The benchmark cryptocurrency surged by 0.5 percent to $8,349.97 as of 1141 UTC. The move upside brought its net week-to-date gains up by circa 8.5 percent, as measured from the session low of $7,701. The two-day winning streak also influenced other cryptocurrencies, with Ethereum recording about 7.2 percent and XRP about 6.9 percent gains around the same time.
Bitcoin Beats Gold (Intraday)
The profits came on the day when a broader stock market index inched up its year-to-date gains towards 19 percent – its best since 1997. US benchmark S&P 500 index, in particular, ticked higher to 2976.74 on Monday, driven by Apple, which closed at its peak level this year. Meanwhile, both bonds and commodities noted intraday downside corrections, with Gold slipping 0.27 percent and US 10-year yield up by 3.27 percent on the day.
The session-to-session price movements brought bitcoin in the category of risk-on assets like equities. That validated what Thomas Lee of Fundstat said last week. The Fundstrat co-founder noted that bitcoin would not rise unless the S&P 500 index establishes new highs.
The downturn in #bitcoin followed the risk-off selloff in #equities.
– reinforces our ‘unpopular’ opinion bitcoin does not do well in a ‘trendless macro’ environment.
– New highs needed in S&P 500 before $BTC can blast off.
Why? We think crypto is retail and thus, risk on https://t.co/y5Yo5NepPz
— Thomas (Tom) Lee (not drummer) FSInsight.com (@fundstrat) September 25, 2019
Gold bull and bitcoin skeptic Peter Schiff, too, stated that bitcoin is acting like equities. In a tweet published today, the Euro Pacific Capital CEO said in a critical tone:
“Bitcoin is a risk asset and not a safe haven/store of value. It has little in common with Gold and trades nothing like [it]. But if its neither a medium of exchange nor store of value, what is it?”
Uncertainty
Brent Schutte of Northwestern Mutual Wealth Management believes the stock market is uncertain due to fluctuating political factors in the US. The chief investment strategist told the Wall Street Journal:
“Never in my 25 years of doing this has so much seemingly revolved around what will happen from a political perspective each and every day. There’s always uncertainty.”
That is evident in the concurrent rise of both risk-on and safe-haven assets. JP Morgan’s research team said in a note that investors’ focus continues to stay glued on trade and the state of the world economy. Excerpts:
“The global economy continues to struggle in search of a bottom. The intensification of the trade war in August and tariff hikes in September are making it difficult to discern signal from noise, as well as transitory effects from more lasting developments.”

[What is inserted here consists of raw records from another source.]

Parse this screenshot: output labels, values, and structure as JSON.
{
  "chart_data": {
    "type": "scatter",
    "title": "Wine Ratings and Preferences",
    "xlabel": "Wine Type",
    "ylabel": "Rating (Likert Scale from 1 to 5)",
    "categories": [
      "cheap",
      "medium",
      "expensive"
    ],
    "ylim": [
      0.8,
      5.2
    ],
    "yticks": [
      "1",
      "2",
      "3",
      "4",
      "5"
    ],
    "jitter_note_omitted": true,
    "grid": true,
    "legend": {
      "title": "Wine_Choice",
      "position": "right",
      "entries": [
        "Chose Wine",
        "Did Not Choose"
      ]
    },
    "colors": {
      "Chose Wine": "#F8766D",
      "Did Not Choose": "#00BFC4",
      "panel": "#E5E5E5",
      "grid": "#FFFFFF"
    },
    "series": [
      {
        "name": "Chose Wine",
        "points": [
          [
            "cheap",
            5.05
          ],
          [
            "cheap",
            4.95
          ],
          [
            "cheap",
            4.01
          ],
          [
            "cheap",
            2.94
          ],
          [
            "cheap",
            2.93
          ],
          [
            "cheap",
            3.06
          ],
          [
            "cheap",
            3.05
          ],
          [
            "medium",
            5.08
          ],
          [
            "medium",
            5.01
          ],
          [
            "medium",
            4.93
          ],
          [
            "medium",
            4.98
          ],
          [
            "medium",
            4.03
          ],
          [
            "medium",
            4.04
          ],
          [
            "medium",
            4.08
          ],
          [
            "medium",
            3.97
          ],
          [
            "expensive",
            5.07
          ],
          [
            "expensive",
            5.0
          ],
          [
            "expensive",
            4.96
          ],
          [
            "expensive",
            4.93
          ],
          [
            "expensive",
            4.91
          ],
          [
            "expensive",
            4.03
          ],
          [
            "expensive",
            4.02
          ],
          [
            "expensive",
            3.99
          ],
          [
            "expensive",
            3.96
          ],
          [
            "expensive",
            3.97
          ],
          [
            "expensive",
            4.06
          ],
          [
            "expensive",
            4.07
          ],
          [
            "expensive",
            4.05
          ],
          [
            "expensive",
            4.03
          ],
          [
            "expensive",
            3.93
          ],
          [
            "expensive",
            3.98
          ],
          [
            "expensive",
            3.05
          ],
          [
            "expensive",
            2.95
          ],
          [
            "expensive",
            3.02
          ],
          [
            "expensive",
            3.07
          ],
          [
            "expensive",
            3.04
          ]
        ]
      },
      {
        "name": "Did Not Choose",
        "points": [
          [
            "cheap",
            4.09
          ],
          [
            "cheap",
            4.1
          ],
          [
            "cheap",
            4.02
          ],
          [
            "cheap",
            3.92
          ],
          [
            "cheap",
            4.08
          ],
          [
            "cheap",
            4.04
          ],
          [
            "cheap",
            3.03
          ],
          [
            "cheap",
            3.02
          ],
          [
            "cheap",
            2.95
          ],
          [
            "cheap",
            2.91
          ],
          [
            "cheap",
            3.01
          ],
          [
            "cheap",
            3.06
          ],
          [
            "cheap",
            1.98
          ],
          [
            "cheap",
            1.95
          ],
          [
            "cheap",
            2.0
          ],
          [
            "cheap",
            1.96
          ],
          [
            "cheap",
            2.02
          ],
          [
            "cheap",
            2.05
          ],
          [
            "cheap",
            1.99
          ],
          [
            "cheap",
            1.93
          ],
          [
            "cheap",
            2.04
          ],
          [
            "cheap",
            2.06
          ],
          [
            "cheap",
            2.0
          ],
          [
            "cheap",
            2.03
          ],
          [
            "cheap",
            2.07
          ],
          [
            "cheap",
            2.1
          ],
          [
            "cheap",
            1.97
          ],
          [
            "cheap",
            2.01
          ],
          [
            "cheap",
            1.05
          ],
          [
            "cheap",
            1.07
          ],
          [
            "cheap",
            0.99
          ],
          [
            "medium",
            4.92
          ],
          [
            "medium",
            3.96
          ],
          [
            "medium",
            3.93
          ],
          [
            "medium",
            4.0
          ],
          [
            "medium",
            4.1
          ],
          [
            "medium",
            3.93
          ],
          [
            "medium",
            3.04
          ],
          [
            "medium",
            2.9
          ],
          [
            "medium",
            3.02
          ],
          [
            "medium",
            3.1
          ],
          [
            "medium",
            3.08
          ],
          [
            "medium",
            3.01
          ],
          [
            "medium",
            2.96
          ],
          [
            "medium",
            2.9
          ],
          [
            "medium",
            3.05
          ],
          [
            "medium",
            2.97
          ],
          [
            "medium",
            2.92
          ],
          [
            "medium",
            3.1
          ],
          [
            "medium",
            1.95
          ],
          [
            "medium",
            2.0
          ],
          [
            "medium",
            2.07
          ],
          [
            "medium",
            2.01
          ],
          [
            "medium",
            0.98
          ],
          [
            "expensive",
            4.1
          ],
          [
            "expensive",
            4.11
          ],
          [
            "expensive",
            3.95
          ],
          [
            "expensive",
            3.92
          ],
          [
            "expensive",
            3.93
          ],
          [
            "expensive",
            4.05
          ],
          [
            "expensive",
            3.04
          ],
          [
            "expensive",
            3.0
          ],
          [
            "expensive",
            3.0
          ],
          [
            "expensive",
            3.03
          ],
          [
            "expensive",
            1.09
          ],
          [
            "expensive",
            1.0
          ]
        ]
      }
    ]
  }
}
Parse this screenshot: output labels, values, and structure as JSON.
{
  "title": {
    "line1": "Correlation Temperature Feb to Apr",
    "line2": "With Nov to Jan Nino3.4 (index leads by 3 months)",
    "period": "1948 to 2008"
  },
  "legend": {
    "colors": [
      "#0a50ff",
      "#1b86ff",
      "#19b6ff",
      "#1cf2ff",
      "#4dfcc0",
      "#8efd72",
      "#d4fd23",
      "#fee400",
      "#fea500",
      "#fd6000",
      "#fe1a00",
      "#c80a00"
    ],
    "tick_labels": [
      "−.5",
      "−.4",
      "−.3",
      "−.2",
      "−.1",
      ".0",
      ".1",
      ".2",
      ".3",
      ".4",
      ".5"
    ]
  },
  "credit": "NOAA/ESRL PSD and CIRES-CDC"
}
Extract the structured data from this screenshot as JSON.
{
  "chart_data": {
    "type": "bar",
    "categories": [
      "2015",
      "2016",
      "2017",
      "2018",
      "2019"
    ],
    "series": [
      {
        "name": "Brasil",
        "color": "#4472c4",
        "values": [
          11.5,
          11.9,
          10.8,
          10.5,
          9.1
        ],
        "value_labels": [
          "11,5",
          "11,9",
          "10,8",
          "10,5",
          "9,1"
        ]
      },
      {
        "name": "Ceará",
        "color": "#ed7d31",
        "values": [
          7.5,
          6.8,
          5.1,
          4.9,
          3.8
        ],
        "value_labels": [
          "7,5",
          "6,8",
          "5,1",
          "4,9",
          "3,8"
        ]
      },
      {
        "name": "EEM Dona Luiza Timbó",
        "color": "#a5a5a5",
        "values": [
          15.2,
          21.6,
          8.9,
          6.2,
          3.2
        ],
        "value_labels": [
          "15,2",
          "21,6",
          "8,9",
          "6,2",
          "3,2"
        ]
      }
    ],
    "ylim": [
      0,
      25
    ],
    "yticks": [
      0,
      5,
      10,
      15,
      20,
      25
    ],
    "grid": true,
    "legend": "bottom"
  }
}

Bitcoin, on the other hand, is behaving like an ambidextrous asset. In Q2, it was a hedging instrument against the Sino-China trade war and yuan devaluation. Meanwhile, in Q3, it lost touch with its safe-haven status, reacting the least to both the geopolitical and macroeconomic risks. Lee stressed:
“Bitcoin may be ambidextrous: it works well in a risk-on world, but when you start to get nervous, then you treat it like digital gold. What we had in the summer […] was a market that looked like it was on a precipice, that looked like it could fall — but it never did. And I think getting stuck in that trend was bad for Bitcoin.”